Молодой офицер отвернулся и с поникшим видом уставился в пол. А генерал тем временем продолжил:
– А впрочем. А в прочем я весьма благодарен тебе. У Анны ужасно упрямый характер. Нет, я бы конечно заставил её тогда подчинится своей воле. Но отношения наши, боюсь, стали бы после этого просто отвратительные. Она бы никогда меня не простила.
– И при чем здесь я – тихо, под нос себе спросил Алексей.
– Ну как же. А-а-а. Так ты и не знал? Ну конечно! Откуда ты мог знать.
Граф склонился ближе к собеседнику:
– Мы заключили с дочерью соглашение. Как она сказала тогда? А-а! «Он будет заложником моей благоверности». Да. Я тогда не обратил внимания на эти слова. Но в итоге моя дочь замужем за знатным дворянином, они вхожи в самый высший свет. Все вышло как я хотел. И при всем при этом, мы с ней замечательно общаемся.

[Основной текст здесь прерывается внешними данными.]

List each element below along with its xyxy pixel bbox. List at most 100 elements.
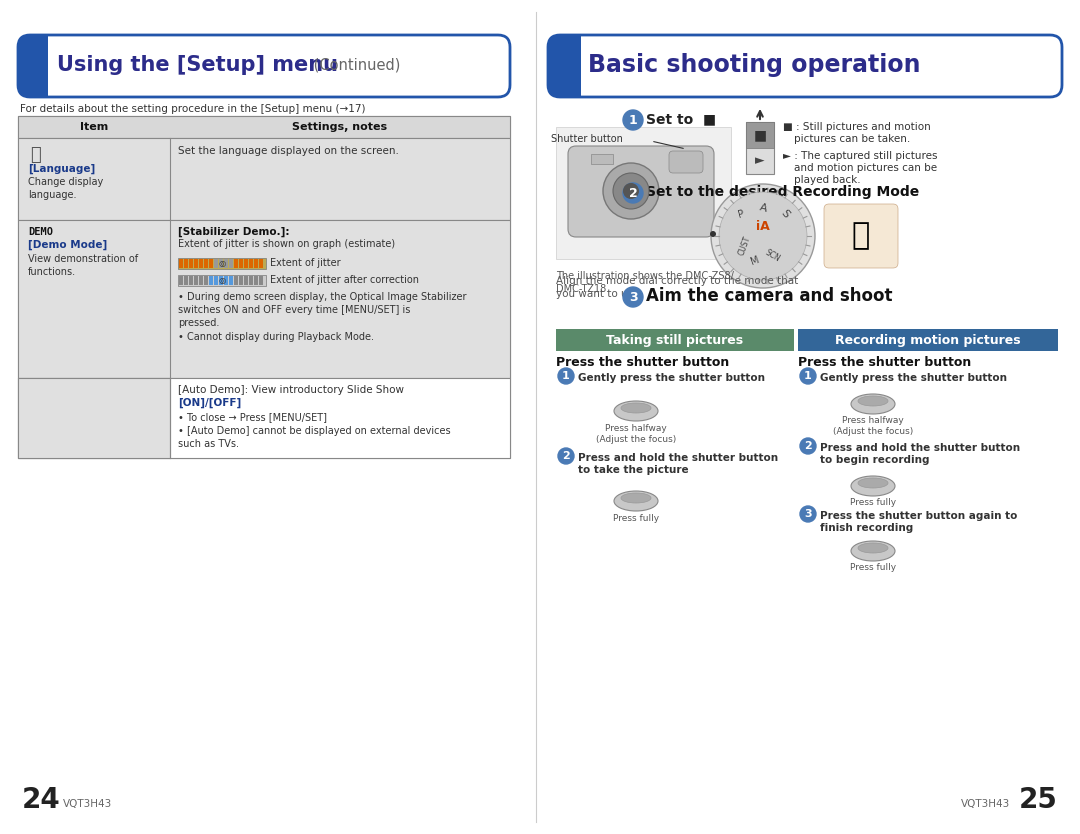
Bar — [239, 276, 243, 285]
Text: Recording motion pictures: Recording motion pictures — [835, 334, 1021, 346]
Bar — [234, 259, 238, 268]
Circle shape — [558, 448, 573, 464]
Text: 25: 25 — [1020, 786, 1058, 814]
Bar — [189, 259, 193, 268]
Circle shape — [800, 506, 816, 522]
Text: • During demo screen display, the Optical Image Stabilizer
switches ON and OFF e: • During demo screen display, the Optica… — [178, 292, 467, 329]
Circle shape — [711, 184, 815, 288]
Text: ►: ► — [755, 154, 765, 168]
Bar — [178, 258, 266, 269]
Text: [Auto Demo]: View introductory Slide Show: [Auto Demo]: View introductory Slide Sho… — [178, 385, 404, 395]
Text: Change display
language.: Change display language. — [28, 177, 104, 200]
Text: • Cannot display during Playback Mode.: • Cannot display during Playback Mode. — [178, 332, 374, 342]
Ellipse shape — [621, 403, 651, 413]
Text: VQT3H43: VQT3H43 — [63, 799, 112, 809]
Text: • [Auto Demo] cannot be displayed on external devices
such as TVs.: • [Auto Demo] cannot be displayed on ext… — [178, 426, 450, 450]
Bar — [591, 154, 613, 164]
Circle shape — [558, 368, 573, 384]
Circle shape — [623, 183, 643, 203]
Bar — [18, 116, 510, 138]
Bar — [556, 329, 794, 351]
Bar — [210, 276, 213, 285]
Bar — [194, 259, 198, 268]
Text: Set to the desired Recording Mode: Set to the desired Recording Mode — [646, 185, 919, 199]
Bar — [179, 276, 183, 285]
Bar — [556, 127, 731, 259]
Text: ◎: ◎ — [218, 259, 226, 268]
Bar — [210, 259, 213, 268]
Ellipse shape — [858, 543, 888, 553]
Bar — [229, 276, 233, 285]
Bar — [244, 259, 248, 268]
Ellipse shape — [851, 476, 895, 496]
Circle shape — [800, 438, 816, 454]
Bar — [194, 276, 198, 285]
Text: ◎: ◎ — [218, 276, 226, 285]
Text: 3: 3 — [805, 509, 812, 519]
Bar — [746, 122, 774, 174]
Bar — [563, 35, 581, 97]
Bar — [224, 259, 228, 268]
Ellipse shape — [851, 394, 895, 414]
Text: and motion pictures can be: and motion pictures can be — [794, 163, 937, 173]
Text: View demonstration of
functions.: View demonstration of functions. — [28, 254, 138, 277]
Text: Extent of jitter after correction: Extent of jitter after correction — [270, 275, 419, 285]
Ellipse shape — [615, 401, 658, 421]
Ellipse shape — [851, 541, 895, 561]
Bar — [219, 259, 222, 268]
Text: Gently press the shutter button: Gently press the shutter button — [578, 373, 765, 383]
Text: Using the [Setup] menu: Using the [Setup] menu — [57, 55, 338, 75]
Text: Set to  ■: Set to ■ — [646, 112, 716, 126]
Circle shape — [710, 231, 716, 237]
Text: 1: 1 — [562, 371, 570, 381]
Bar — [178, 275, 266, 286]
FancyBboxPatch shape — [568, 146, 714, 237]
Bar — [224, 276, 228, 285]
Circle shape — [719, 192, 807, 280]
Bar — [214, 259, 218, 268]
Text: Settings, notes: Settings, notes — [293, 122, 388, 132]
Bar — [249, 259, 253, 268]
Bar — [204, 276, 208, 285]
Bar — [184, 259, 188, 268]
FancyBboxPatch shape — [824, 204, 897, 268]
FancyBboxPatch shape — [548, 35, 1062, 97]
Text: 2: 2 — [629, 187, 637, 199]
Bar — [30, 35, 48, 97]
Bar — [179, 259, 183, 268]
Text: ► : The captured still pictures: ► : The captured still pictures — [783, 151, 937, 161]
Text: Align the mode dial correctly to the mode that
you want to use.: Align the mode dial correctly to the mod… — [556, 276, 798, 299]
Text: (Continued): (Continued) — [309, 58, 401, 73]
Bar — [234, 276, 238, 285]
Circle shape — [623, 110, 643, 130]
Bar — [199, 276, 203, 285]
Text: Extent of jitter: Extent of jitter — [270, 258, 340, 268]
Text: Shutter button: Shutter button — [551, 134, 623, 144]
Circle shape — [800, 368, 816, 384]
Text: played back.: played back. — [794, 175, 861, 185]
Circle shape — [603, 163, 659, 219]
Bar — [249, 276, 253, 285]
Text: DEMO: DEMO — [28, 227, 53, 237]
Bar — [18, 378, 170, 458]
Bar — [229, 259, 233, 268]
Ellipse shape — [858, 396, 888, 406]
FancyBboxPatch shape — [18, 35, 510, 97]
Text: Press and hold the shutter button
to take the picture: Press and hold the shutter button to tak… — [578, 453, 778, 475]
Text: Basic shooting operation: Basic shooting operation — [588, 53, 920, 77]
Circle shape — [613, 173, 649, 209]
Text: Aim the camera and shoot: Aim the camera and shoot — [646, 287, 892, 305]
Text: Set the language displayed on the screen.: Set the language displayed on the screen… — [178, 146, 399, 156]
Bar — [254, 259, 258, 268]
Bar — [259, 276, 264, 285]
Text: Extent of jitter is shown on graph (estimate): Extent of jitter is shown on graph (esti… — [178, 239, 395, 249]
Ellipse shape — [615, 491, 658, 511]
Text: [ON]/[OFF]: [ON]/[OFF] — [178, 398, 241, 409]
Text: Press halfway
(Adjust the focus): Press halfway (Adjust the focus) — [596, 424, 676, 444]
Text: P: P — [737, 208, 745, 219]
Text: Press the shutter button again to
finish recording: Press the shutter button again to finish… — [820, 511, 1017, 534]
Text: iA: iA — [756, 219, 770, 233]
Text: For details about the setting procedure in the [Setup] menu (→17): For details about the setting procedure … — [21, 104, 365, 114]
Bar — [259, 259, 264, 268]
Text: ■ : Still pictures and motion: ■ : Still pictures and motion — [783, 122, 931, 132]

Алексей совсем поник. Сердце тревожно билось внутри. Вновь накатила тоска и отчаяние. Будто кто-то вонзил нож в затянувшуюся старую рану, да еще и стал ворошить этим ножом. Все эти годы он винил в случившемся злую судьбу, несправедливость мира, волю Бога, конечно винил Панина. Но он не мог знать, что в тот роковой день его возлюбленная заключила этот страшный договор с родителями. Договор перевернувший всю его жизнь.
– Расстроился? – на удивление по-доброму спросил Петр Иванович. Ястребов лишь промолчал, подняв взгляд и уставившись куда-то в сторону – вижу, что расстроился. Тогда, семь лет назад, я готов был разорвать тебя на части. Но со временем понял, как ты любил мою дочь, на что пошел ради этой любви. Это похвально, правда. Но вот скажи мне. Представь, вы остались вместе в Петербурге семь лет назад. И что дальше? Бежать? Куда бежать? На Урал? В Сибирь? – граф презрительно усмехнулся – что бы ты мог дать моей дочери? Счастье? Счастье быть беглой крестьянкой в Сибири? Э-э-э нет, Анна не такая. Ваше счастье закончилось бы через пару месяцев. Она вернулась бы домой, а тебя бы повесили. Мечта хороша, пока она мечта, а когда становится былью, быль пожирает её.
Панин крепко сжал плечо собеседника:
А сейчас посмотри на себя. Никто из твоей деревни, из общины даже не становился прапорщиком, а ты уже подпоручик, и ты еще молод и у тебя все впереди. Разве это не прекрасный подарок судьбы? А Анна счастлива. Уж поверь, и у неё все будет хорошо.
Молодому человеку оставалось лишь молча, уставившись в одну точку, слушать эту очень некрасивую, несправедливую и больную, но пожалуй, все таки правду.
Ближе к полуночи, не по титулам шумные и шатающиеся, а иногда и вовсе валящиеся с ног господа офицеры разошлись по палаткам.
Алексей в эту ночь практически не спал. Он собственно никогда не переставал вспоминать свою любовь, свои юношеские мечты. Но в этот вечер все нахлынуло с новой силой. Он вспоминал тот одуванчик на берегу у реки, те искрящиеся глаза, первую близость и месяцы в Петербурге. И тут же слова Панина про семью и счастье с мужем, и про их договор, где он только «заложник благоверности». Накатывала боль, ком в горле и ощущение бессилия, сменяемое яростью. Лишь под утро, когда уже было пора вставать, предательски навалился сон.